The major project of my final year was for my dissertation. I chose to research the effectiveness of dynamic learning algorithms in providing an adaptive, real-time finite state machine in a game environment. After doing a literature review to get up to speed on Bayesian networks, artificial neural networks and genetic algorithms, I chose to focus my research on the latter. I felt genetic algorithms could offer a working solution, and I was interested in programming one and seeing for myself exactly how it would work.
In order to test the AIs’ capacity for learning, they needed a game environment to learn in. I chose to develop my own game for the project, a simple top down shooter I called Tanks. I developed it in Unity, using the then recently released 2D tools. It was my first time using Unity so I had to learn to use the engine as I wrote the game.
The AI can see the whole map and all the other tanks (AIs) on it, can shoot each other (including teammates), suppress enemies (which reduces their accuracy), and can pick up the ammo and health pick ups dotted about the map. The AI is a finite state machine that holds these seven states:
- Seeking line of sight to the nearest enemy
- Firing at closest enemy in line of sight
- Seeking health
- Seeking ammo
- Seeking cover
- Seeking teammate
- Separating from team
Tanks have a default behaviour of seek and destroy. Other states can be moved into depending on a set of probabilities which depend on the following parameters:
- The tank’s current health
- The tank’s current ammo
- The amount of suppression the tank is under
- The distance to the closest valid cover point
- Whether or not it has line of sight to an enemy
- How close it is to its teammates
These probabilities are the values that are evolved during the genetic algorithm, using replication, mutation and crossover. An algorithm similar to the one I used is described here.

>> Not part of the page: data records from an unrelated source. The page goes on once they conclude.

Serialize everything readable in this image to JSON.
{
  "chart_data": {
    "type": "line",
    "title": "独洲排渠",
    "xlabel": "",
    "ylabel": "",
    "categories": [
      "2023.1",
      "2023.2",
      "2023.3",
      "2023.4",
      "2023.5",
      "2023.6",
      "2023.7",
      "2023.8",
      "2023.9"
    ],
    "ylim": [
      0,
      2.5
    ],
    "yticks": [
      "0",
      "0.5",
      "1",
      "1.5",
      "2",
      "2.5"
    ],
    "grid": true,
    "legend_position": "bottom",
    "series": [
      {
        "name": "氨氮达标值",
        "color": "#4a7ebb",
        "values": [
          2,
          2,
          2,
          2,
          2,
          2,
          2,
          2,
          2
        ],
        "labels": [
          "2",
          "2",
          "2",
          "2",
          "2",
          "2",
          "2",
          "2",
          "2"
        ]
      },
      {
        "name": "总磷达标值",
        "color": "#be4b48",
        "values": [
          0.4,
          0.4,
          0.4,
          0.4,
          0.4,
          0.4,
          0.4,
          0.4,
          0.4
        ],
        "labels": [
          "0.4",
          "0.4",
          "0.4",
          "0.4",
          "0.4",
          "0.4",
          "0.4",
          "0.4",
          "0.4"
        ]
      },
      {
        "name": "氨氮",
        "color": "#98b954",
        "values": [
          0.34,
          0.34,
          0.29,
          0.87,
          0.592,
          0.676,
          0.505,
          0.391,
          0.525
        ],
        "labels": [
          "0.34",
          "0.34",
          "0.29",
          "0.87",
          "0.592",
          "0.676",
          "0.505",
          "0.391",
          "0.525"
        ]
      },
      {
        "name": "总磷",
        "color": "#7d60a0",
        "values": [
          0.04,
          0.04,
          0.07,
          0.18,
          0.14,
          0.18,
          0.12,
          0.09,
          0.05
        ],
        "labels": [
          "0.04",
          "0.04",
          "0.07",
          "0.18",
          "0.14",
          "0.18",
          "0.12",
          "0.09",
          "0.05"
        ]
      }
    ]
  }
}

The results were promising and various randomly generated AIs showed signs of improving over time. I tested three different variants on the algorithm, using two different fitness functions: the health remaining for a team at the end, and the damage dealt by the team throughout. The below graph shows results from evolved AI fighting a control AI through its generations, and an upward trend is visible for both fitness functions:
When using the tank’s health as the fitness function, evolved tanks act cautiously, coming out of cover to fire a few potshots at enemies before retreating again. You can observe this behaviour in the following demo, which requires Unity Web Player:
You can use the up and down keys to control the speed at which the simulation runs. The blue team is the evolved AI, and the red team is a randomly generated AI, the same control that was used to evaluate the evolved AIs in the above graph. The evolved team may not win every time, but they win more often than the control, and far more often than the first generation of AIs from which they descend.
Conversely, when using the damage dealt as the fitness function, evolved tanks are far more aggressive, seeking enemies and only retreating after enduring some retaliation. You can observe this in the below demo:
The controls are the same as the other demo.
Although the genetic algorithm showed promise for learning in the AI, the process was very slow. It would take hours for the evolution to take place (as each generated AI had to fight others to determine its effectiveness). I knew, going into the project, that this would likely be its downfall. The AIs on display here are relatively young, and more evolved AIs may show as yet more sophisticated behaviour, however I simply did not have time to find out when gathering data for my dissertation. In the future, I would be interested in running the algorithm for a very extended period of time, for example 100,000 generations (as opposed to the above AIs which are from the 5000th and 10,000th generations respectively), to see how far the effectiveness of the AI could be improved.